Daily Archives: February 13, 2008

Is Stonebreaker Right? Time to Reinvent the Database?

At HPTS this past October, Michael Stonebreaker delivered a presentation called It’s Time for a Complete Rewrite.

The main point seems to be that the general purpose relational database management system has outlived its usefulness after 30-40 years, and the market needs specialized database management systems to meet current application requirements.

A lot of these topics were covered in an interview published in the Sept/Oct issue of ACM Queue. However, Mike stops short of describing some of his new proposals for these specialist databases. Last Monday a lot of this was discussed at the New England Database Day session at MIT, where Michael now teaches.

It looked to me as if about 100 people showed up, and I believe they said a majority were from industry. The presentations were very interesting. A good summary can be found here.

A highlight was certainly Dave DeWitt‘s presentation on Clustera. Despite the fact I’ve been taking an interest in what Google and others are doing around the new “scale out” architectures, I had missed Dave’s blog on why Map Reduce isn’t so great. He included some of the points in his presentation, but to me it was more of a defense of the current RDBMS than a realistic criticism of Map Reduce in its own context. I am oversimplifying, I’m sure, but a lot of it sounded like “you can do this with a relational database if you wanted to, so why are you bothering with something new?”

Personally I think this kind of misses the main point, which is to consider what advantages can be gained by doing more in memory and disconnecting the whole persistence thing. Another way to put it is that the industry has been focused for years on the fastest way to persist data in order to ensure the best reliability and consistency possible, and do as much automatically as possible and avoid human intervention – the kind of stuff I had to do before transactions were widely available in database systems, i.e. go in by hand and find any partial results that occured due to machine failure and back them out.

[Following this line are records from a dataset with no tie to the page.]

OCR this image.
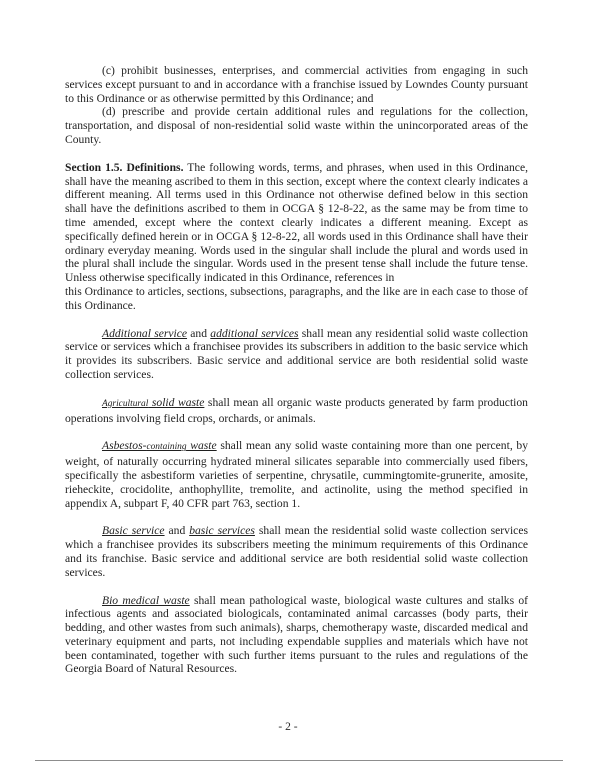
(c) prohibit businesses, enterprises, and commercial activities from engaging in such services except pursuant to and in accordance with a franchise issued by Lowndes County pursuant to this Ordinance or as otherwise permitted by this Ordinance; and

(d) prescribe and provide certain additional rules and regulations for the collection, transportation, and disposal of non-residential solid waste within the unincorporated areas of the County.

Section 1.5. Definitions. The following words, terms, and phrases, when used in this Ordinance, shall have the meaning ascribed to them in this section, except where the context clearly indicates a different meaning. All terms used in this Ordinance not otherwise defined below in this section shall have the definitions ascribed to them in OCGA § 12-8-22, as the same may be from time to time amended, except where the context clearly indicates a different meaning. Except as specifically defined herein or in OCGA § 12-8-22, all words used in this Ordinance shall have their ordinary everyday meaning. Words used in the singular shall include the plural and words used in the plural shall include the singular. Words used in the present tense shall include the future tense. Unless otherwise specifically indicated in this Ordinance, references in
this Ordinance to articles, sections, subsections, paragraphs, and the like are in each case to those of this Ordinance.

Additional service and additional services shall mean any residential solid waste collection service or services which a franchisee provides its subscribers in addition to the basic service which it provides its subscribers. Basic service and additional service are both residential solid waste collection services.

Agricultural solid waste shall mean all organic waste products generated by farm production operations involving field crops, orchards, or animals.

Asbestos-containing waste shall mean any solid waste containing more than one percent, by weight, of naturally occurring hydrated mineral silicates separable into commercially used fibers, specifically the asbestiform varieties of serpentine, chrysatile, cummingtomite-grunerite, amosite, rieheckite, crocidolite, anthophyllite, tremolite, and actinolite, using the method specified in appendix A, subpart F, 40 CFR part 763, section 1.

Basic service and basic services shall mean the residential solid waste collection services which a franchisee provides its subscribers meeting the minimum requirements of this Ordinance and its franchise. Basic service and additional service are both residential solid waste collection services.

Bio medical waste shall mean pathological waste, biological waste cultures and stalks of infectious agents and associated biologicals, contaminated animal carcasses (body parts, their bedding, and other wastes from such animals), sharps, chemotherapy waste, discarded medical and veterinary equipment and parts, not including expendable supplies and materials which have not been contaminated, together with such further items pursuant to the rules and regulations of the Georgia Board of Natural Resources.

- 2 -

But if we were to break that assumption, and say that manual intervention might be ok in some cases, and everything does not have to be done automatically, we could gain some advantages in performance and overall capabilities to handle large amounts of data more effeciently.

I definitely agree it’s time for some new thinking in the database and transaction processing world. The specialized database ideas have a lot of merit – column-oriented databases to improve data warehousing and decision support, streaming databases for event processing, embedded databases for higher performance and better flexibility, and in memory databases for improved update latency – but the most interesting point for me is changing some of the key underlying assumptions.

For example, using memory based systems and thinking about persistence as a second level operation, disconnected or asynchronous from the memory update. Assuming failure and designing systems that fail often to take advantage of lower priced hardware. After all, even the biggest and most expensive systems fail – including software, of course. So why not assume it? And the idea of a central controlling authority, such as a central database system of record, root transaction manager, common system adminstration domain – the Web based designs are clearly showing the need to redesign and rearchitect not only our system software such as databases, TP monitors, and application servers – but also our enterprise applications.